The Shearwater Shuffle

Would you believe that the sailboat is a very dance-friendly zone??

Look, in my entire life I’ve never claimed to be a good dancer, and on most occasions I am–either from blooming self-consciousness or total lack of technical ability–quite dreadful. What I can capture, on blessed other occasions is verve. This can take many names, naturally. In some environments it might express as a joie de vivire. In others it might be the manic violence of a mosh pit. On Shearwater it might best be observed as some version of jazzersize to keep the blood pumping.

Updates to my voyage have been paltry, I realize. I crossed to Pacific Mexico and began to explore those shores in a southerly direction. But I was underwhelmed; I wanted something different. Momo and I then went north along the Sinaloan coast. Spectacular. But in those travels we were more locked into (relatively) longer periods of being underway; we either starved or we feasted on passages between 24 and 27 hours. Not so much by some account, but well-enough for the Mo and plenty for me to visit the outer reaches of the finer points of what little acuity I can muster in this era of life.

As is well established on this blog, I do not sleep while underway. Nor am I, as a general description, someone who embraces a laissez-faire style of being. This can be in conflict with the sailboating lifestyle, because this activity is rife with opportunites to do exactly that. Like best-course-of-action type of opportunities. Sure, one needs to be ready for a variety of eventualities, but at a certain point there isn’t much else to do but just weather the storm, literal or otherwise. But I really only know how to approach my responsibilities–no matter the capacity, professional and otherwise–with an energetic, anxious vigilance. That’s equally true for my approach to managing a winery cellar, to being a restaurant waiter, to captaining a boat, to resolving a billing dispute with a telecomunications conglomerate. All of it. This is just a fundamental tenet to who I am.

So, under way, as I strive to let the world come to me while yet maintaining that signature level of nervous energy, I do a lot of singing and I do a lot of dancing. Sunset while sailing is a revered hour; I don’t allow myself further indulgences in near-term advance of sunset. No music, no caffination. My reckoning is that I probably shouldn’t be boating at all if it isn’t enough to simply soak in without disctraction the bittersweet beauty of the waning light, every hue imaginable tinged with the weight of knowing that nights are long and dark and on occasion, very difficult. This delayed gratification also means that once night has fallen and the rush from the new wave of sweet, sweet caffeine comes on, the tunes hit the ear with extra resonance. I challenge any mortal to not dance in such a situation.

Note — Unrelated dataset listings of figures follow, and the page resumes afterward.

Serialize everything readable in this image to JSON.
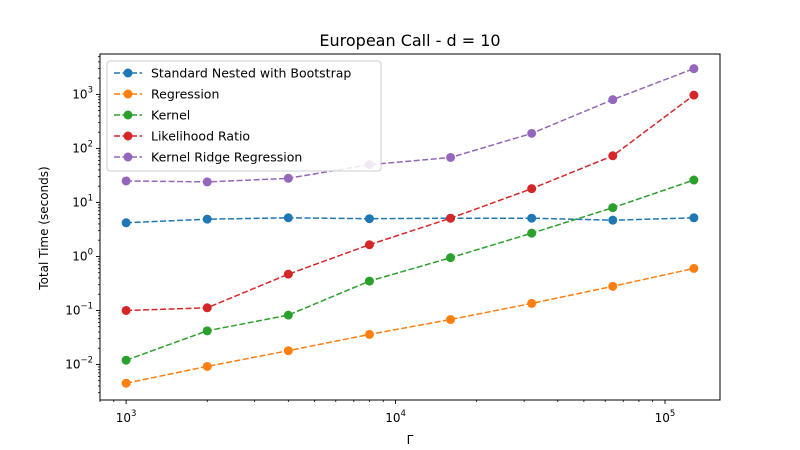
{
  "chart_data": {
    "type": "line",
    "title": "European Call - d = 10",
    "xlabel": "Γ",
    "ylabel": "Total Time (seconds)",
    "x_scale": "log",
    "y_scale": "log",
    "xlim": [
      800,
      160000
    ],
    "ylim": [
      0.0022,
      5600
    ],
    "grid": false,
    "legend_position": "top-left",
    "x_ticks": [
      {
        "value": 1000,
        "base": "10",
        "exp": "3"
      },
      {
        "value": 10000,
        "base": "10",
        "exp": "4"
      },
      {
        "value": 100000,
        "base": "10",
        "exp": "5"
      }
    ],
    "y_ticks": [
      {
        "value": 0.01,
        "base": "10",
        "exp": "−2"
      },
      {
        "value": 0.1,
        "base": "10",
        "exp": "−1"
      },
      {
        "value": 1,
        "base": "10",
        "exp": "0"
      },
      {
        "value": 10,
        "base": "10",
        "exp": "1"
      },
      {
        "value": 100,
        "base": "10",
        "exp": "2"
      },
      {
        "value": 1000,
        "base": "10",
        "exp": "3"
      }
    ],
    "x": [
      1000,
      2000,
      4000,
      8000,
      16000,
      32000,
      64000,
      128000
    ],
    "series": [
      {
        "name": "Standard Nested with Bootstrap",
        "color": "#1f77b4",
        "values": [
          4.2,
          4.9,
          5.2,
          5.0,
          5.1,
          5.1,
          4.7,
          5.2
        ]
      },
      {
        "name": "Regression",
        "color": "#ff7f0e",
        "values": [
          0.0045,
          0.0092,
          0.018,
          0.036,
          0.068,
          0.135,
          0.28,
          0.6
        ]
      },
      {
        "name": "Kernel",
        "color": "#2ca02c",
        "values": [
          0.012,
          0.042,
          0.082,
          0.35,
          0.95,
          2.7,
          8.0,
          26
        ]
      },
      {
        "name": "Likelihood Ratio",
        "color": "#d62728",
        "values": [
          0.1,
          0.112,
          0.47,
          1.65,
          5.1,
          18,
          73,
          970
        ]
      },
      {
        "name": "Kernel Ridge Regression",
        "color": "#9467bd",
        "values": [
          25,
          24,
          28,
          50,
          68,
          190,
          800,
          3000
        ]
      }
    ]
  }
}
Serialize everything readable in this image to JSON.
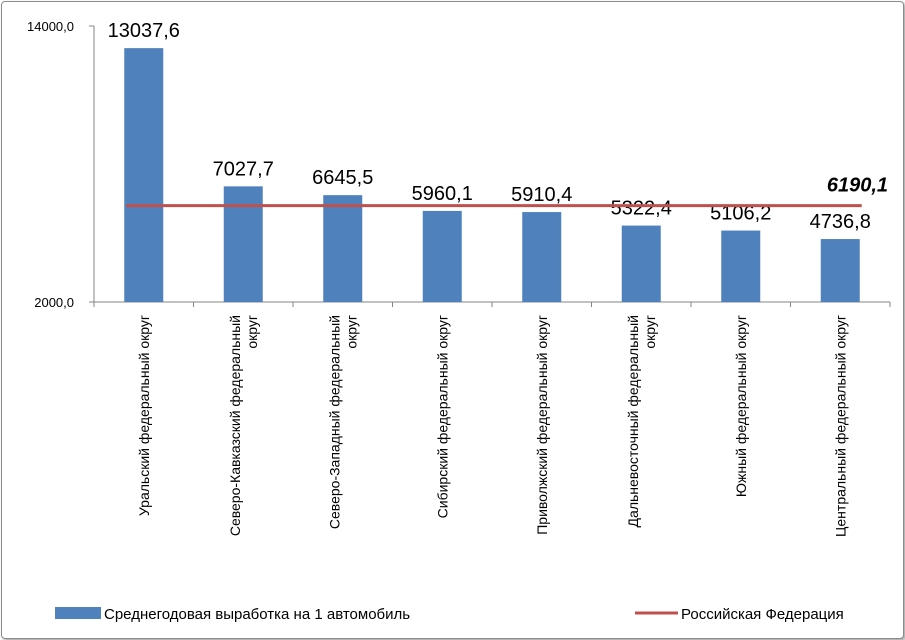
{
  "chart_data": {
    "type": "bar",
    "categories": [
      "Уральский федеральный округ",
      "Северо-Кавказский федеральный округ",
      "Северо-Западный федеральный округ",
      "Сибирский федеральный округ",
      "Приволжский федеральный округ",
      "Дальневосточный федеральный округ",
      "Южный федеральный округ",
      "Центральный федеральный округ"
    ],
    "category_lines": [
      [
        "Уральский федеральный округ"
      ],
      [
        "Северо-Кавказский федеральный",
        "округ"
      ],
      [
        "Северо-Западный федеральный",
        "округ"
      ],
      [
        "Сибирский федеральный округ"
      ],
      [
        "Приволжский федеральный округ"
      ],
      [
        "Дальневосточный федеральный",
        "округ"
      ],
      [
        "Южный федеральный округ"
      ],
      [
        "Центральный федеральный округ"
      ]
    ],
    "series": [
      {
        "name": "Среднегодовая выработка на 1 автомобиль",
        "values": [
          13037.6,
          7027.7,
          6645.5,
          5960.1,
          5910.4,
          5322.4,
          5106.2,
          4736.8
        ],
        "labels": [
          "13037,6",
          "7027,7",
          "6645,5",
          "5960,1",
          "5910,4",
          "5322,4",
          "5106,2",
          "4736,8"
        ],
        "color": "#4f81bd"
      }
    ],
    "reference_line": {
      "name": "Российская Федерация",
      "value": 6190.1,
      "label": "6190,1",
      "color": "#c0504d"
    },
    "y_ticks": [
      2000,
      14000
    ],
    "y_tick_labels": [
      "2000,0",
      "14000,0"
    ],
    "ylim": [
      2000,
      14000
    ],
    "title": "",
    "xlabel": "",
    "ylabel": "",
    "legend_position": "bottom",
    "grid": false
  }
}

For this, there is Alles Was Ich Mache Ist Kunst:

Sometimes it peters out after a song or two, sometimes it lasts well into the night. Always the long nights are punctuated with attempts–some feeble, some flourishing–to revive the wave of energy with a boogie or two. And sunrise? Well think about being punchdrunk, relieved to find a new day, and hopeful to be ever-nearer your destination. Oh yeah, you dance at sunrise.

Even back in these more forgiving climes of Baja, where if I’ve planned it right most voyages are an afternoon’s length, the dancing continues. It has a more mellow tenor, a celebration of good vibes rather than a ritualistic building of pressure in the steam engine. For this, the raising anchor and hoisting sails from one otherworldly harbor to another, there is Cumbion Dolido.

Paradoxically, one of the great joys of dancing alone while on a passage is that ephimeral quality to actions that no person will ever see. It is a celebration of the now, a yell into the great void with no thought that anything could echo back. Yet still, dancing out of a crowded anchorage has a delicious note of exhibitionism that should not be denied. And here on Shearwater, it rarely is.

2 thoughts on “The Shearwater Shuffle

  1. Being pulled into LaPaz by Neptune himself, loosened the reins of control. The freedom to move joyfully without restraint is a beautiful part of letting go. Congratulations on finding joy.